So I started listening to podcasts on my Nokia 9500 Communicator. Six immediate observations:
- Forget everything I’ve ever said about the Internet becoming all-pervasive. Now it has happened. Audio is simply un-escapable. This is scary!
- Mobility is key. Browsing and downloading over WLAN, GPRS or 3G is a must and a blast!
- I love the way the Nokia 9500 Communicator automatically interrupts and pauses the mp3 file for an incoming phone call. Count me in!
- Too bad I couldn’t download more than a little over 2 hours of audio at a time, due to hard disk shortage.
- Stephen Johnston sees podcasting as the audio version of blogging. I’m not decided. Blogging’s killer feature is its ease of publishing.
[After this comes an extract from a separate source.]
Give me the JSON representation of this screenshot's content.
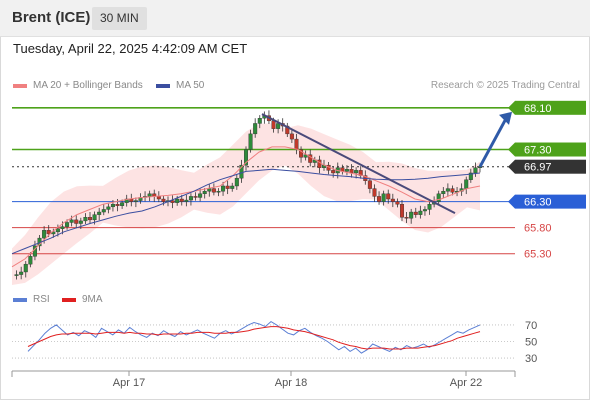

Podcasting requires more professional production methods. Podcasts seem perhaps more suitable as time-shifted radio than as personal online journal entries. They seem a better fit to the MSM paradigm than to grassroots journalism. Perhaps that’s just because the most interesting podcasts I’ve recently heard are radio-type interviews, documentaries and, admittedly, conference presentations. Well, let’s see what will happen.
- Mobility aside, the two main challenges to podcasting are scanability and searchability. We may be able to link to fragments of sound files, but still: we cannot see sound.